G – Did you immediately resonate with the profession of fashion designer? What –or who– led you specifically towards designing women’s fashion (or, at least, typically feminine fashion)?
GK – For many years, I would always dream about working in fashion. Back in the 2000s, when my perceptions and preferences were being formed, I was completely blown away by insane visuals of celebrities and fashion. I came across Jean Paul Gautier and Martin Margiela, then McQueen and Nicolas Ghesquière, and I wanted to take their path (well, I still want to). I would also dream of becoming a professional tennis player, but becoming a fashion designer was always a much stronger urge. Actually, an icon that greatly inspired me was Serena Williams, whose revolutionary fashion choices often raised outrage on the court.
G – When you look back at your brand when it was first conceived, what differences can you see compared to how it is now?
GK – The less knowledge I had, the more risky I was: I was younger and more emotional, and I really miss that sensation. For my first collection, I participated in a local contest. I personally made non-wearable 5-piece suits, mainly using construction materials. Today, we work with several showrooms, and as a commercial brand we have to take into consideration some of the requests. This can dissociate you from fashion as an art form, though I still try to create something interesting even in those instances.
G – Is there anything you now feel you got totally right –or wrong– back when you were developing your first collection?
GK – There are some looks that attracted lots of attention, which of course I could have never anticipated beforehand. I was very surprised when all the stylists requested the same couple of looks from the collection. My opinion now is that I got those looks totally right, as amusing as it sounds. Regarding the wrong pieces, I think I could have always developed the collection better, but I never actually went through with it.
G – Did the brand grow organically in the direction you imagined, or did it have to be flexible and adapt to unexpected changes of plan?
GK – I consider fashion to be a visual art. In this perspective, I think that it’s hard to anticipate a path for a brand, as everything is unexpected and depends on a myriad of factors. You should always be ready for anything.
G – In designing a garment, it’s essential that you pour yourself –your taste, your knowledge, your skills, your intuition– into your work. The general rule of thumb, though, is that it can’t be too you, otherwise it will be too specific and will have no appeal to your public. Do you believe this to be true?
GK – It’s difficult to really show yourself while working on a collection, but I think it’s crucial to present yourself as much as you can to the public and to deliver a sense of personal style through which you can introduce yourself.
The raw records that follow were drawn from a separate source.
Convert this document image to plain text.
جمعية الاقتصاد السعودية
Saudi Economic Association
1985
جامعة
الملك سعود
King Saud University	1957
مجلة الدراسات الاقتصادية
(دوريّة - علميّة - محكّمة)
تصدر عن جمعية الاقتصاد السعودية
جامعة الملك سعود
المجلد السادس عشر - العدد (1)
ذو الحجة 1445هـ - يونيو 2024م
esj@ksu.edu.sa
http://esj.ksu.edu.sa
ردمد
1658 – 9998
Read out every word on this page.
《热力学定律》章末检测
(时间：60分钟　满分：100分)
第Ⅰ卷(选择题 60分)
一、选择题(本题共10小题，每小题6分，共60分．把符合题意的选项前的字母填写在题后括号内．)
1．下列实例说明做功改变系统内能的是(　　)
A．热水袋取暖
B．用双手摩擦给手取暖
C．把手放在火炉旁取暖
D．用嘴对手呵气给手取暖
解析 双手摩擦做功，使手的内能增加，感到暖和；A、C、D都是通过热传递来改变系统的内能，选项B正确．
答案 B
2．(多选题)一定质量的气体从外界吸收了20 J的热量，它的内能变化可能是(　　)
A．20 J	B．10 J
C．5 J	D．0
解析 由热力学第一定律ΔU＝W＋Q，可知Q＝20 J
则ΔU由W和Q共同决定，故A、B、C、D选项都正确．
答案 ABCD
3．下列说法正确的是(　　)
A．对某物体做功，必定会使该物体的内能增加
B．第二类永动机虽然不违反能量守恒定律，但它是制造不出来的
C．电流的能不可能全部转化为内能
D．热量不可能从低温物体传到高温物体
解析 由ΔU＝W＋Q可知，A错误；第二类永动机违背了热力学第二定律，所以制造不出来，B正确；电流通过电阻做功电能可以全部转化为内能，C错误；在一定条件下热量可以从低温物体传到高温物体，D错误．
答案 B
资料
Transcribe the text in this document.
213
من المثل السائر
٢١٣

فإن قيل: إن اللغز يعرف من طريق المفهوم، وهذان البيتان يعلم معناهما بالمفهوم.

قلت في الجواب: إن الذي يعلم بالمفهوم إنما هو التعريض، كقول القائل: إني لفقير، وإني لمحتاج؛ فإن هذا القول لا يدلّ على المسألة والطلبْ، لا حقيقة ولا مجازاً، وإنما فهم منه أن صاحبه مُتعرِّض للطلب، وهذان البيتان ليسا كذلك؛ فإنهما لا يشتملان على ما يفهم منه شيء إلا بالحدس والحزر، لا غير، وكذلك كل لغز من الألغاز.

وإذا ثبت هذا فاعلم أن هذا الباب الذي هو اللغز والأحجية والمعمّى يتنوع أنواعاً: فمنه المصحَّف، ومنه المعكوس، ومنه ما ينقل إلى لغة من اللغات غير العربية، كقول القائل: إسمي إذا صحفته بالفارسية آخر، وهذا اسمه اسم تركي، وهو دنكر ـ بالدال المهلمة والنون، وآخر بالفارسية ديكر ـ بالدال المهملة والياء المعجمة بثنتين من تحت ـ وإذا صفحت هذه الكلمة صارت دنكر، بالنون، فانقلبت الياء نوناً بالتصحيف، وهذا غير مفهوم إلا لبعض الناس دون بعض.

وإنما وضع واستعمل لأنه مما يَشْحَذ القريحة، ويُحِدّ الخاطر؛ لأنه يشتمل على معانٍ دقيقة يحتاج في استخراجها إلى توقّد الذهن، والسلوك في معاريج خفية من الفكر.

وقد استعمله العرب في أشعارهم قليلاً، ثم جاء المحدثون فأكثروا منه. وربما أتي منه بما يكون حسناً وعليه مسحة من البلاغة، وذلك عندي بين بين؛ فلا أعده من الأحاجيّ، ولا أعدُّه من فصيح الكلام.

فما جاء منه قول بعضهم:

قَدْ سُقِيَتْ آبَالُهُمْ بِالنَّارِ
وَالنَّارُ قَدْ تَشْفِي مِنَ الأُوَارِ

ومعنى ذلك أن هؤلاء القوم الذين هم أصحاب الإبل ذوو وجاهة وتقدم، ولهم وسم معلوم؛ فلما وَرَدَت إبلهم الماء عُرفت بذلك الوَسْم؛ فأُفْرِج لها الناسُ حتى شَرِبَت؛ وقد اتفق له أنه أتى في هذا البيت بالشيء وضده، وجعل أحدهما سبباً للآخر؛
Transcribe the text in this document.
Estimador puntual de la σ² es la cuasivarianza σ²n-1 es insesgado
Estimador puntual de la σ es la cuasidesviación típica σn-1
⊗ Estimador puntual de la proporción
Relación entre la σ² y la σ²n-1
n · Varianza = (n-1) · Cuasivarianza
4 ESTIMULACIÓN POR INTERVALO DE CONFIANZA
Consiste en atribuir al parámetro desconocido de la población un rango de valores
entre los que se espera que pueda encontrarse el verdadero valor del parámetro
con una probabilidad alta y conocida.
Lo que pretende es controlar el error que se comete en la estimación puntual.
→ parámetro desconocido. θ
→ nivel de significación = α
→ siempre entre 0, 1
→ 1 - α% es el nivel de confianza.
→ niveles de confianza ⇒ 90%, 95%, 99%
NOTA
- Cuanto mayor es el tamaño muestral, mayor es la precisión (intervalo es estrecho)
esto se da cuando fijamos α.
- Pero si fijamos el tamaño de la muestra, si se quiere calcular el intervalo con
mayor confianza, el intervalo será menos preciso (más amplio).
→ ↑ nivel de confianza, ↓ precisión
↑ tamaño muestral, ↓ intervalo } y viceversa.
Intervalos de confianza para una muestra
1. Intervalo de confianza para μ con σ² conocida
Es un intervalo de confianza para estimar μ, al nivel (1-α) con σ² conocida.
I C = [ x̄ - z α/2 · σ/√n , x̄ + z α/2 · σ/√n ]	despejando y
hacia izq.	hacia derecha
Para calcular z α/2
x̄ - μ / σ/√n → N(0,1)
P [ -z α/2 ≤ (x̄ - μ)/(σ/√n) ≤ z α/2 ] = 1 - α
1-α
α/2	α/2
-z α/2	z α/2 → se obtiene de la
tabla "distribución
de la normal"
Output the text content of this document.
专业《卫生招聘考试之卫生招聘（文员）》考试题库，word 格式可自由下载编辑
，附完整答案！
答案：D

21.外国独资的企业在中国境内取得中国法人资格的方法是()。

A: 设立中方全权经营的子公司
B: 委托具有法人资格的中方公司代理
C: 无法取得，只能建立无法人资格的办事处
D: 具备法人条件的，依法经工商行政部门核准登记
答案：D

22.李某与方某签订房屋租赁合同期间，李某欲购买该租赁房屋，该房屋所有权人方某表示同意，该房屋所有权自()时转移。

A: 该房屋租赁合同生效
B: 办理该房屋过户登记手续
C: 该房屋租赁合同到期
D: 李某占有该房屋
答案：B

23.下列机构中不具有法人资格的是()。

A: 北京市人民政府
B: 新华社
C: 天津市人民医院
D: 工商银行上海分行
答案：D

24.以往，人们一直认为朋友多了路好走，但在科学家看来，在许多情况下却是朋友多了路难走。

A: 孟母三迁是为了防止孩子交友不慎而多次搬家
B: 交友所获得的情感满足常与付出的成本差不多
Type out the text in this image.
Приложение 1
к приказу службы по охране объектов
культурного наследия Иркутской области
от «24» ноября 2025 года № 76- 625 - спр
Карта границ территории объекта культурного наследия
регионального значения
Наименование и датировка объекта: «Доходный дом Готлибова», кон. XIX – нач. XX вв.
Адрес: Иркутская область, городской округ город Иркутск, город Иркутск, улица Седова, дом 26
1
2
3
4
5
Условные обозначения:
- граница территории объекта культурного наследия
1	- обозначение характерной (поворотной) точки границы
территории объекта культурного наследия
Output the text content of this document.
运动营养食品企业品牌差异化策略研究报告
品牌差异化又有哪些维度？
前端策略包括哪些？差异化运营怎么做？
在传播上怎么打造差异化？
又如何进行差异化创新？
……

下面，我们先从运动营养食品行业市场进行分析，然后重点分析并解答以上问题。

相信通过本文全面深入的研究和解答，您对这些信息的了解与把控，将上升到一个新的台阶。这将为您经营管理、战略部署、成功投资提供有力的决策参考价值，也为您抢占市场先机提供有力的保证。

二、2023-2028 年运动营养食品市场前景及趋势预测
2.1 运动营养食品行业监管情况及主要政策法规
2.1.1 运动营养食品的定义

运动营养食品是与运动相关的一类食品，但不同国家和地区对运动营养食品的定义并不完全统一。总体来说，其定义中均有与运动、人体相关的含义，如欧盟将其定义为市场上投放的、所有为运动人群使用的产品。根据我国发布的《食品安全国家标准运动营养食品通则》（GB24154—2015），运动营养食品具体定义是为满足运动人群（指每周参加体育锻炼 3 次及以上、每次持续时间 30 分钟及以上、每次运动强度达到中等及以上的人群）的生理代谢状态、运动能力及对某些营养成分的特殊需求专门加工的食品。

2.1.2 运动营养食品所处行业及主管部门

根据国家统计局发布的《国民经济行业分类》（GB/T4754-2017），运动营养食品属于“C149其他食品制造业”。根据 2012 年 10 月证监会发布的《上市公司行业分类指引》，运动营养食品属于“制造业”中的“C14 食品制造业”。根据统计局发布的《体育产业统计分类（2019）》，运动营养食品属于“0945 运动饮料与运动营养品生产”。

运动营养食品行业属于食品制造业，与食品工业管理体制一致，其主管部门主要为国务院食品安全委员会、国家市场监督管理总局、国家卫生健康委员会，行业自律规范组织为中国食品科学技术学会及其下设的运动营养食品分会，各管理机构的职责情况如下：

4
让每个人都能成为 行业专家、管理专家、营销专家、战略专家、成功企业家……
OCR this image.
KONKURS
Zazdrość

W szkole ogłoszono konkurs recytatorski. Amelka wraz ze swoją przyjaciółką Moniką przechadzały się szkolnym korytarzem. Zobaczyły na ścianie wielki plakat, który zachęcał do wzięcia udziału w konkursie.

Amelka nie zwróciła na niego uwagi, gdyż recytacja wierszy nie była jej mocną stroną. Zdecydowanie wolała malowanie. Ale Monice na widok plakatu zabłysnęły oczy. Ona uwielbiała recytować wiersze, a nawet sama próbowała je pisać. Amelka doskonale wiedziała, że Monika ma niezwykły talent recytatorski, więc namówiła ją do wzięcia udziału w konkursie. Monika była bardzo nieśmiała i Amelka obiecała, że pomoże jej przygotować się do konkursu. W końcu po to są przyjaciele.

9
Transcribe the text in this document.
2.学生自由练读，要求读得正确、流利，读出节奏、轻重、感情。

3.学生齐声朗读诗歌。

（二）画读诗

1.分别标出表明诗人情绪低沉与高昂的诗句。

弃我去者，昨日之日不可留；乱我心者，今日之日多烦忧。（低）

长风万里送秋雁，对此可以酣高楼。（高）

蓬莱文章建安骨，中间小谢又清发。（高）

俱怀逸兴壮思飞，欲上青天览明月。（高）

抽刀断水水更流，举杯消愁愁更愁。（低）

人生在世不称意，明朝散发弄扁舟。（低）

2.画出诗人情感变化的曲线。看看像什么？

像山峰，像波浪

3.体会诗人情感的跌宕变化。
G – Some designers draw inspiration from reality, others create with their own ideal version of reality in mind. Which group do you identify yourselves most with?
GK – Not sure about that. As time goes by, and as I reflect on my choices, I realize inspiration comes in very different forms. I prefer the idea that a new reality is created in my mind and that it drifts a bit towards the unreal.
G – What type of references do you collect when preparing to design new pieces?
GK – Nowadays, I work with a moodboard on my phone, which is usually a combination of new materials and hardware research. Then comes a long period of contemplation, hard work and restlessness – nothing out of the ordinary.
G – I find your style very playful: a dynamic bouquet of references, volumes, proportions, textures. If your brand was a person, who would they be? What would their personality be like?
GK – I have been asked this question before and I never know how to answer it!
I am actually more interested in how the audience perceives my characters, and what they think about them. While I am working on new pieces, I am thinking about a specific imaginary persona, and once the piece is done, I don’t wanna come back to it and change it: at that point, they already have a life of their own, they are independent, and I don’t even know who they were.